1

I have the below script which is converting xlsx to csv but if the cell value has comma (,) in between, it is moving to next column in csv which is wrong. Colud you please correct it? Also, how can convert multiple xlsx files to mulptiple csv files in one go?

#!/usr/bin/perl

use strict;
use warnings;
use Spreadsheet::XLSX;
use Text::CSV qw(csv);

my $excel = Spreadsheet::XLSX -> new ('/path/file.xlsx');
my $csv = '/path/File.csv';
open(my $FH ,'>',"$csv") or die "failed to open";

my $line;
foreach my $sheet (@{$excel -> {Worksheet}}) {
    printf("Sheet: %s\n", $sheet->{Name});
    $sheet -> {MaxRow} ||= $sheet -> {MinRow};
    foreach my $row ($sheet -> {MinRow} .. $sheet -> {MaxRow}) {
        $sheet -> {MaxCol} ||= $sheet -> {MinCol};
        foreach my $col ($sheet -> {MinCol} ..  $sheet -> {MaxCol}) {
            my $cell = $sheet -> {Cells} [$row] [$col];
            #if ($cell) {
            #    $line .= "\"".$cell -> {Val}."\",";
                        #       $line .= $cell -> {Val};
                        #       if ($col != $sheet -> {MaxCol}) #appends the comma only if the column being processed is not the last
                        #       {
                        #               $line .= ",";
                        #       }
            #}
                        if (defined $cell && defined $cell->Value) {
               if ($col != $sheet -> {MaxCol})
               {
               print $FH $cell->Value.",";
              }
            else
             {
            print $FH $cell->Value ;
             }
          } else {
            if ($col != $sheet -> {MaxCol})
               { print $FH ",";
               }
             }

        }
$FH =~ s/,$//; # replace comma at the end of the string with empt
       print $FH "\n";
      }
  • still it is going to next column.

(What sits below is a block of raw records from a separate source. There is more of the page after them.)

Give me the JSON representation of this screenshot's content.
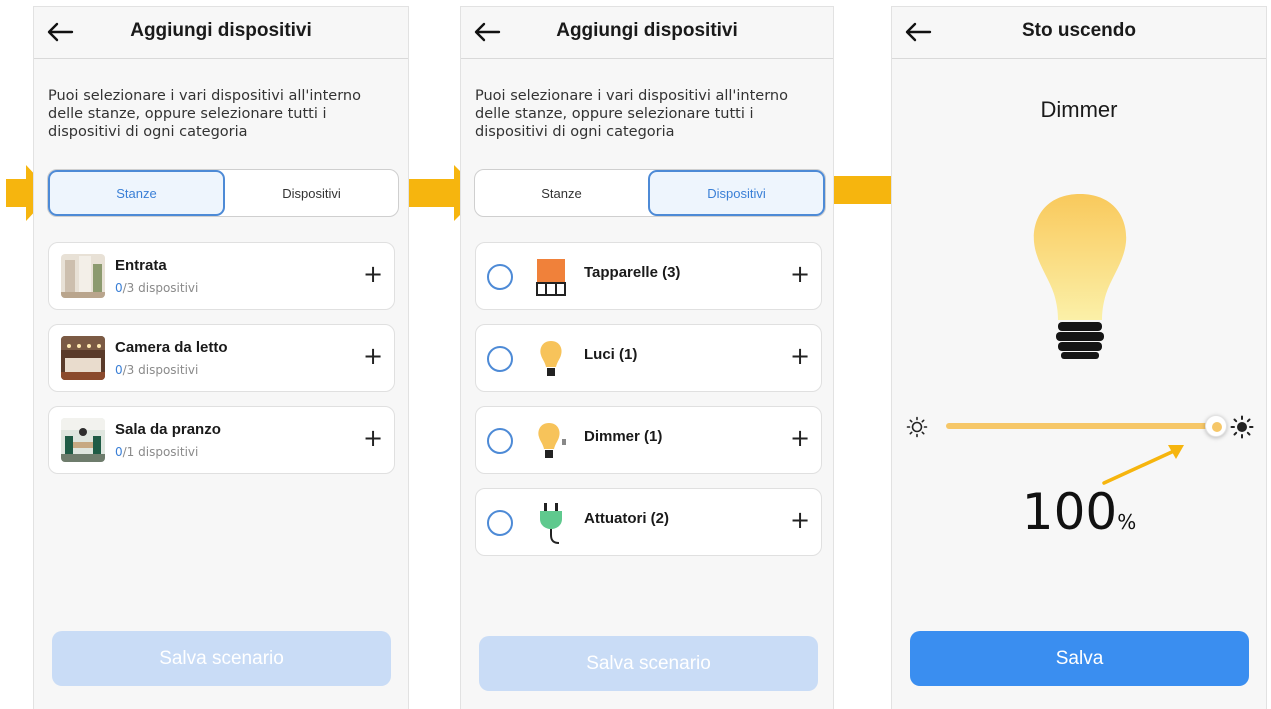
{
  "screen1": {
    "title": "Aggiungi dispositivi",
    "intro": "Puoi selezionare i vari dispositivi all'interno delle stanze, oppure selezionare tutti i dispositivi di ogni categoria",
    "tabs": [
      {
        "label": "Stanze",
        "active": true
      },
      {
        "label": "Dispositivi",
        "active": false
      }
    ],
    "rooms": [
      {
        "name": "Entrata",
        "selected": "0",
        "count": "/3 dispositivi"
      },
      {
        "name": "Camera da letto",
        "selected": "0",
        "count": "/3 dispositivi"
      },
      {
        "name": "Sala da pranzo",
        "selected": "0",
        "count": "/1 dispositivi"
      }
    ],
    "save_label": "Salva scenario"
  },
  "screen2": {
    "title": "Aggiungi dispositivi",
    "intro": "Puoi selezionare i vari dispositivi all'interno delle stanze, oppure selezionare tutti i dispositivi di ogni categoria",
    "tabs": [
      {
        "label": "Stanze",
        "active": false
      },
      {
        "label": "Dispositivi",
        "active": true
      }
    ],
    "devices": [
      {
        "name": "Tapparelle (3)",
        "icon": "shutter-icon"
      },
      {
        "name": "Luci (1)",
        "icon": "light-bulb-icon"
      },
      {
        "name": "Dimmer (1)",
        "icon": "dimmer-icon"
      },
      {
        "name": "Attuatori (2)",
        "icon": "plug-icon"
      }
    ],
    "save_label": "Salva scenario"
  },
  "screen3": {
    "title": "Sto uscendo",
    "device_title": "Dimmer",
    "brightness_percent": 100,
    "value": "100",
    "unit": "%",
    "save_label": "Salva"
  },
  "plus_label": "+",
  "colors": {
    "accent": "#3a8ef0",
    "accent_disabled": "#c9dcf6",
    "active_tab_border": "#4d8ad6",
    "annotation_arrow": "#f6b50e",
    "slider": "#f6c768",
    "shutter": "#f0813a",
    "plug": "#5fc98e"
  }
}
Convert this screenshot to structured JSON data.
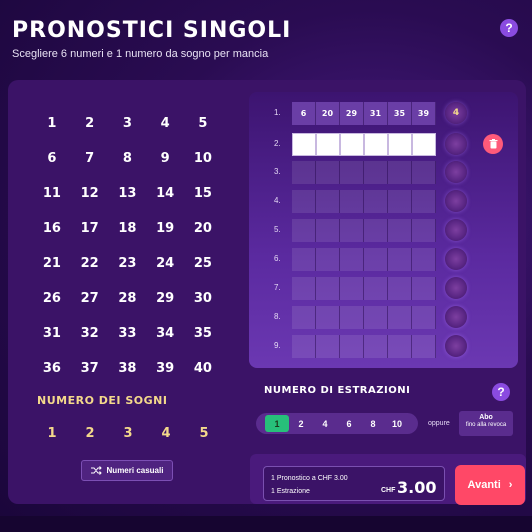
{
  "header": {
    "title": "PRONOSTICI SINGOLI",
    "subtitle": "Scegliere 6 numeri e 1 numero da sogno per mancia",
    "help_label": "?"
  },
  "numbers": [
    "1",
    "2",
    "3",
    "4",
    "5",
    "6",
    "7",
    "8",
    "9",
    "10",
    "11",
    "12",
    "13",
    "14",
    "15",
    "16",
    "17",
    "18",
    "19",
    "20",
    "21",
    "22",
    "23",
    "24",
    "25",
    "26",
    "27",
    "28",
    "29",
    "30",
    "31",
    "32",
    "33",
    "34",
    "35",
    "36",
    "37",
    "38",
    "39",
    "40"
  ],
  "dream": {
    "title": "NUMERO DEI SOGNI",
    "numbers": [
      "1",
      "2",
      "3",
      "4",
      "5"
    ]
  },
  "quick_pick_label": "Numeri casuali",
  "tickets": [
    {
      "index": "1.",
      "numbers": [
        "6",
        "20",
        "29",
        "31",
        "35",
        "39"
      ],
      "dream": "4"
    },
    {
      "index": "2.",
      "numbers": [
        "",
        "",
        "",
        "",
        "",
        ""
      ],
      "dream": ""
    },
    {
      "index": "3.",
      "numbers": [
        "",
        "",
        "",
        "",
        "",
        ""
      ],
      "dream": ""
    },
    {
      "index": "4.",
      "numbers": [
        "",
        "",
        "",
        "",
        "",
        ""
      ],
      "dream": ""
    },
    {
      "index": "5.",
      "numbers": [
        "",
        "",
        "",
        "",
        "",
        ""
      ],
      "dream": ""
    },
    {
      "index": "6.",
      "numbers": [
        "",
        "",
        "",
        "",
        "",
        ""
      ],
      "dream": ""
    },
    {
      "index": "7.",
      "numbers": [
        "",
        "",
        "",
        "",
        "",
        ""
      ],
      "dream": ""
    },
    {
      "index": "8.",
      "numbers": [
        "",
        "",
        "",
        "",
        "",
        ""
      ],
      "dream": ""
    },
    {
      "index": "9.",
      "numbers": [
        "",
        "",
        "",
        "",
        "",
        ""
      ],
      "dream": ""
    }
  ],
  "draws": {
    "title": "NUMERO DI ESTRAZIONI",
    "options": [
      "1",
      "2",
      "4",
      "6",
      "8",
      "10"
    ],
    "selected": "1",
    "or_label": "oppure",
    "abo_label": "Abo",
    "abo_sub": "fino alla revoca"
  },
  "summary": {
    "line1": "1 Pronostico a CHF  3.00",
    "line2": "1 Estrazione",
    "currency": "CHF",
    "total": "3.00",
    "next_label": "Avanti"
  },
  "colors": {
    "accent_green": "#27c07a",
    "cta_red": "#ff4867",
    "dream_gold": "#f4d98b",
    "help_purple": "#8a4be0"
  }
}
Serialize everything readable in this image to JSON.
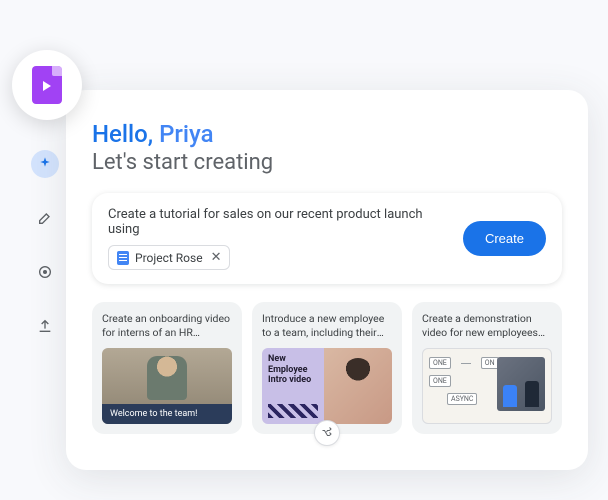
{
  "greeting": {
    "hello": "Hello,",
    "name": "Priya",
    "subtitle": "Let's start creating"
  },
  "prompt": {
    "text": "Create a tutorial for sales on our recent product launch using",
    "chip_label": "Project Rose",
    "create_label": "Create"
  },
  "suggestions": [
    {
      "title": "Create an onboarding video for interns of an HR company",
      "banner": "Welcome to the team!"
    },
    {
      "title": "Introduce a new employee to a team, including their past roles...",
      "thumb_text": "New Employee Intro video"
    },
    {
      "title": "Create a demonstration video for new employees that details...",
      "nodes": {
        "one1": "ONE",
        "on": "ON",
        "one2": "ONE",
        "async": "ASYNC"
      }
    }
  ]
}
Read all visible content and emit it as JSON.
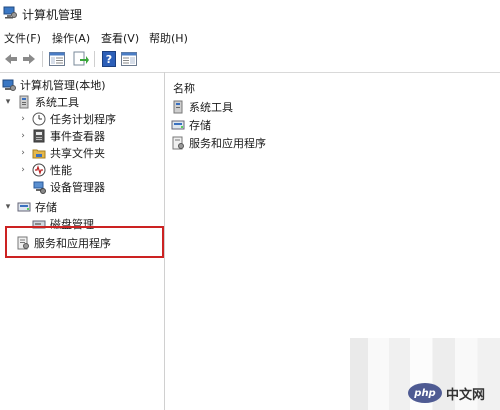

Is there any other way to restrict the field with comma(,) in between to one field after conversion from xlsx to csv? – john roberto Jun 19 '20 at 09:40
  • check for the cell value contain ',' if ',' present add double quotes. write method and pass $cell->value to check string contain ',' `sub check_cell_string { my ($string) = @_; my $substr = ','; if (index($string, $substr) != -1) { $string = '"'.$string.'"';} return $string; }` and before print $FH statement call this method `my $str = check_cell_string($cell->value) ; print $FH $str.","; OR print $FH $str;` – amit bhosale Jun 19 '20 at 09:47
  • for example in csv file entry look like this `1, 1928,44,Emil Jannings,"The Last Command, The Way of All Flesh"` – amit bhosale Jun 19 '20 at 09:53
  • @briandfoy I have explained here .. I have deleted the script – amit bhosale Jun 19 '20 at 11:51
  • 1
    @amit Your comment as it is could be an answer. If you have a lot of code in a comment, you're probably doing it wrong. – brian d foy Jun 19 '20 at 12:25
  • Hi Brian, how can we master in perl..? Any tips, please? – john roberto Jun 20 '20 at 02:36
  • @briandfoy as per your suggestion, I have added the answer. Thanks. – amit bhosale Jun 23 '20 at 07:37
  • @johnroberto - I have many books that will help you master Perl. One's even called [Mastering Perl](https://www.masteringperl.org). – brian d foy Jun 23 '20 at 14:54
  • Thank you, Brian...Looks like you are a Big Guy..!! :-) – john roberto Jun 24 '20 at 05:39

2 Answers2

3

Check for the cell value contain ',' char. if ',' char present in sting add double quotes to string. Write a method and pass $cell->value to check string contain char ','.

for example

sub check_cell_string {     
    my ($string) = @_;     
    my $substr = ',';     
    if (index($string, $substr) != -1) { 
        $string = '"'.$string.'"';
    }     
    return $string; 
} 

and then call file write statement.

my $str = check_cell_string($cell->value);
print $FH $str;

for example, in the csv file entry look like below

1, 1928,44,Emil Jannings,"The Last Command, The Way of All Flesh"
amit bhosale
  • 482
  • 4
  • 9
  • Amit, another question for converting xlsx data to csv. In xlsx file, the data is like : Bob & Mathew but after conversion , the data in csv file is like: Bob &amp: Mathew. How to handle this? any idea? – john roberto Jun 29 '20 at 18:01
  • If you don't decode UTF-8 text/octets, Perl will assume they are encoded with N8CS (often ISO-8859-1/Latin-1). This means that the individual octets of a multi-byte UTF-8 character are seen as separate characters (not good). If these separate characters are later encoded to UTF-8 for output, a "double encoding" results. This is similar to HTML double encoding — e.g., > instead of >. – amit bhosale Jun 30 '20 at 08:19
  • I am not aware of your current code but check this url https://stackoverflow.com/questions/21292229/opening-utf8-files-on-perl-and-double-encoding `utf8::decode($str); # Fix double-encoding` before writing to file decode string and url https://stackoverflow.com/questions/21096900/how-do-i-avoid-double-utf-8-encoding-in-xmllibxml – amit bhosale Jun 30 '20 at 09:48
1

Regarding the multiple files question, you should be able to do something like this:

my @csv = ('/path/File.csv', 'secondfile', 'thirdfile');

foreach (@csv)
{
    my $excel = Spreadsheet::XLSX -> new ($_.".xslx");
    ...
}
Snorik
  • 201
  • 3
  • 15